Bangun Ibu Kota Baru, Pemerintah Ingin Gunakan Dana Abadi RI-UEA

Pemerintah mengupayakan beragam alternatif pembiayaan pembangunan Ibu Kota Baru di Kalimantan Timur yang membutuhkan lebih dari Rp400 triliun. Salah satunya dengan skema dana abadi antara Indonesia-Uni Emirat Arab.
JIBI
JIBI - Bisnis.com 05 Oktober 2019  |  08:40 WIB
Bangun Ibu Kota Baru, Pemerintah Ingin Gunakan Dana Abadi RI-UEA
Menko Bidang Kemaritiman Luhut Binsar Pandjaitan - Bisnis/Jaffry Prabu Prakoso

Bisnis.com, JAKARTA - Pemerintah mengupayakan beragam alternatif pembiayaan pembangunan Ibu Kota Baru di Kalimantan Timur yang membutuhkan lebih dari Rp400 triliun. Salah satunya dengan skema dana abadi antara Indonesia-Uni Emirat Arab.

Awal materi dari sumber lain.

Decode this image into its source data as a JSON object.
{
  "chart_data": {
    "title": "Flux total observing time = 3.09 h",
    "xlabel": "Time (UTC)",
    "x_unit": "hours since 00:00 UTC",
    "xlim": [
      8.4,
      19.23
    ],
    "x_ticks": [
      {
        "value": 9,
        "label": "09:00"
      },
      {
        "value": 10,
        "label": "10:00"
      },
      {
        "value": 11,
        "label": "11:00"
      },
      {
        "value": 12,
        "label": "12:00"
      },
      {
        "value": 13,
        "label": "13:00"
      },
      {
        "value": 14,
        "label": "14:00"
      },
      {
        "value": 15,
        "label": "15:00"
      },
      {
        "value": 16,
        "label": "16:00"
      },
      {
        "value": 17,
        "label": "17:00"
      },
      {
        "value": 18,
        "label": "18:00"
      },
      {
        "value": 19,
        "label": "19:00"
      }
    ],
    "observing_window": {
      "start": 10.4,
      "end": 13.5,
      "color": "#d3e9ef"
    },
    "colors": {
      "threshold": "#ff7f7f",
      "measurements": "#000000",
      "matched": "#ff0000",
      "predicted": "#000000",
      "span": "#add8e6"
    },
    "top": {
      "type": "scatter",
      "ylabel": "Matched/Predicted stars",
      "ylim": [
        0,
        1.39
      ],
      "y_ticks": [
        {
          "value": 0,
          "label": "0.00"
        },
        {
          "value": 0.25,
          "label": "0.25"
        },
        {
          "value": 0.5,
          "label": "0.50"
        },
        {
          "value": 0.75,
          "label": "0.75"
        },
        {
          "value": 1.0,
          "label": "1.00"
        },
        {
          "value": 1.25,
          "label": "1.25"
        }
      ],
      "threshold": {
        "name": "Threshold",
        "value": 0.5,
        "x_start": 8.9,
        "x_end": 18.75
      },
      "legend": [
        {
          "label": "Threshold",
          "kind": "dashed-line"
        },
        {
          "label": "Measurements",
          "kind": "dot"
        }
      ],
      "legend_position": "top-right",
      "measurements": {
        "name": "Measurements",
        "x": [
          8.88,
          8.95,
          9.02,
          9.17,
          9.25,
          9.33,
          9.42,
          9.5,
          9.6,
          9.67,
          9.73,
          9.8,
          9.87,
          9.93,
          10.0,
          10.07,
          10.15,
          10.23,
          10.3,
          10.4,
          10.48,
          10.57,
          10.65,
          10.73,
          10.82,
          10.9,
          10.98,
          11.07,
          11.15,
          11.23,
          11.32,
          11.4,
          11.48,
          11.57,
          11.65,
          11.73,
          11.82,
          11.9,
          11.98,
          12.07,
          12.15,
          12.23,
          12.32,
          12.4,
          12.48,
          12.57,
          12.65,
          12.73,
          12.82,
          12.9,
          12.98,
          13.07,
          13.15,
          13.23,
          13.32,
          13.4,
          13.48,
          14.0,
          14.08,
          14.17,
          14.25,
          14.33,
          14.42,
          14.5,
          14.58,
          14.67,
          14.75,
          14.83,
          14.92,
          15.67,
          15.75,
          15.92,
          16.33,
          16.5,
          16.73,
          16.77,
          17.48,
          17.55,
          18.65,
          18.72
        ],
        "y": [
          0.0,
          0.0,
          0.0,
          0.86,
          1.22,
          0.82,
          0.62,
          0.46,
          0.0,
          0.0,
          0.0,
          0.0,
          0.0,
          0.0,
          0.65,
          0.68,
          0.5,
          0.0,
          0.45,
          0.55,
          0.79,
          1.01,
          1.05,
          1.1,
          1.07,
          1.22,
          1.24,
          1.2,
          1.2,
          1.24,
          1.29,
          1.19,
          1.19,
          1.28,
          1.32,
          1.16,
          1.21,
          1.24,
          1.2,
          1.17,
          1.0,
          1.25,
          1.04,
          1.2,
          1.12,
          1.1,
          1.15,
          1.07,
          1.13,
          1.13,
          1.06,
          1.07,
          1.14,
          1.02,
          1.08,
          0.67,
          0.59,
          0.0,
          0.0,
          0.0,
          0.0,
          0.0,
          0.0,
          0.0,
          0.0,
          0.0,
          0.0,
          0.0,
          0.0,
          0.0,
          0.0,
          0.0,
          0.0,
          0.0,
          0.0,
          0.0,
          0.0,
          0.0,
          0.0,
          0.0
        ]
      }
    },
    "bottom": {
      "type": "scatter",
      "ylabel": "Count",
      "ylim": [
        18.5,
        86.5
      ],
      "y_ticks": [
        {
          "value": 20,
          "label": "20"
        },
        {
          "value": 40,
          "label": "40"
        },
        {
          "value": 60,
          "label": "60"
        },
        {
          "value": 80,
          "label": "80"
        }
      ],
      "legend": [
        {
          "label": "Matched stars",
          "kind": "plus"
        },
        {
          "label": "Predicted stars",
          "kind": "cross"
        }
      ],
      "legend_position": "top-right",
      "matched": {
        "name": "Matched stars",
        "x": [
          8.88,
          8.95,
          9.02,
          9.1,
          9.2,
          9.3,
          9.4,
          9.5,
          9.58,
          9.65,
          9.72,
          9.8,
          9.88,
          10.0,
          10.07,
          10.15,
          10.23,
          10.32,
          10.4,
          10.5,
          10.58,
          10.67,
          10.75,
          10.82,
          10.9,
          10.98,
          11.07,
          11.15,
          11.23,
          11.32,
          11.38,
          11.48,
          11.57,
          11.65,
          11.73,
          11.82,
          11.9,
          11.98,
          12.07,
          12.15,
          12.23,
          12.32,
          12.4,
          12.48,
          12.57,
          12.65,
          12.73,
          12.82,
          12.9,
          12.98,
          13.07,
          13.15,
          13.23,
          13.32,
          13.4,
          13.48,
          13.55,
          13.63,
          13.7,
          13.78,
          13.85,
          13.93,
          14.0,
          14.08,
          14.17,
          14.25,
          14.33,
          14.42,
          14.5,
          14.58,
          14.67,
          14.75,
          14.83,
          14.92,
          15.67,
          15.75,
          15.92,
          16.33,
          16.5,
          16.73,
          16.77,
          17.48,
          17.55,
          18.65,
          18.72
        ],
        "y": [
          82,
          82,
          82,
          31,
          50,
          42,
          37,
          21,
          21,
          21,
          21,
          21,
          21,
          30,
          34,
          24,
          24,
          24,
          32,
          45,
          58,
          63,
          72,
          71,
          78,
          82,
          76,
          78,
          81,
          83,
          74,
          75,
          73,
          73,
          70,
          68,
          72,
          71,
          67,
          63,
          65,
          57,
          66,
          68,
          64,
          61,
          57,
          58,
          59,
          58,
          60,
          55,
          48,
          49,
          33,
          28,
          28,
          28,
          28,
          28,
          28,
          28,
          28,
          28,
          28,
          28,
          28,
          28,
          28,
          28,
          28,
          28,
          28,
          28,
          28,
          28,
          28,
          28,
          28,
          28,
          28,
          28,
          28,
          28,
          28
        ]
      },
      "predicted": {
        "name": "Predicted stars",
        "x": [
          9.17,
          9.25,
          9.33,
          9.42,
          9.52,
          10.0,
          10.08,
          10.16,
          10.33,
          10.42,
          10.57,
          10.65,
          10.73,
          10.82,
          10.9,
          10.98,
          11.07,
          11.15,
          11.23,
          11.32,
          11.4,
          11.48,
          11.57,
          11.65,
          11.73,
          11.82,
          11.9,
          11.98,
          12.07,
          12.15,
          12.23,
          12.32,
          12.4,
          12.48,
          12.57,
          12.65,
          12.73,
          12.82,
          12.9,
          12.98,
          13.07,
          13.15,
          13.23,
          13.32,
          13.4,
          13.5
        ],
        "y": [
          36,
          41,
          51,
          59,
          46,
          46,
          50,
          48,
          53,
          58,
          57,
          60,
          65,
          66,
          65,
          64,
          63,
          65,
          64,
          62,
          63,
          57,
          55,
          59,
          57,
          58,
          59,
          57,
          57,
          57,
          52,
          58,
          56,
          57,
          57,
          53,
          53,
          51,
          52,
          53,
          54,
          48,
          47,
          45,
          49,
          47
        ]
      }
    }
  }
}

Menteri Koordinator Bidang Kemaritiman Luhut Pandjaitan mengatakan pemerintah sedang menggodok skema agar dana abadi atau sovereign wealth fund bentukan Indonesia dan Uni Emirat Arab dapat digunakan membangun infrastruktur ibu kota baru.

"Kemarin Presiden [Joko Widodo] sudah kasih arahan. Nanti Bu Ani [Menteri Keuangan Sri Mulyani Indrawati] besok minggu depan itu akan datang timnya kemari, nanti ketemu dengan tim kami. Kemudian ketemu dengan Bu Ani, nanti kita finalisasi, Bu Ani nanti akan ke Abu Dhabi untuk finalisasi," kata Luhut saat ditemui di kantornya, Jumat (4/10/2019) malam.

Kalau itu jadi, kata dia, maka itu akan menjadi seperti private equity milik pemerintah. Ekuitas ini dapat digunakan untuk investasi pembangunan, terutama pembangunan infrastruktur.

"Jadi pemerintah chip in nanti, mungkin brownfield project yang sudah ada, mereka taruh uang," ujarnya.

Selain dengan UEA, kata dia, dana abadi juga sedang diupayakan bersama Amerika Serikat, yaitu oleh lembaga Internasional Development Finance Corporation.

"Sehingga itu nanti bisa seperti equity bisa seperti juga cadangan nasional. Bisa juga nanti untuk membangun ibu kota. Jadi infrastruktur project kan banyak yang mau masuk. Dengan begitu akan banyak sekali mengurangi APBN kita, mempercepat prosesnya," ujar dia.

Pembahasan itu, kata dia, akan dilakukan pekan depan dengan CEO IDFC Adam Boehler. Menurutnya, skema pembiayaan proyek infrastruktur melalui dana abadi bukan barang baru di dunia. Sejumlah, negara, kata dia, sudah mengimplementasikan konsep tersebut.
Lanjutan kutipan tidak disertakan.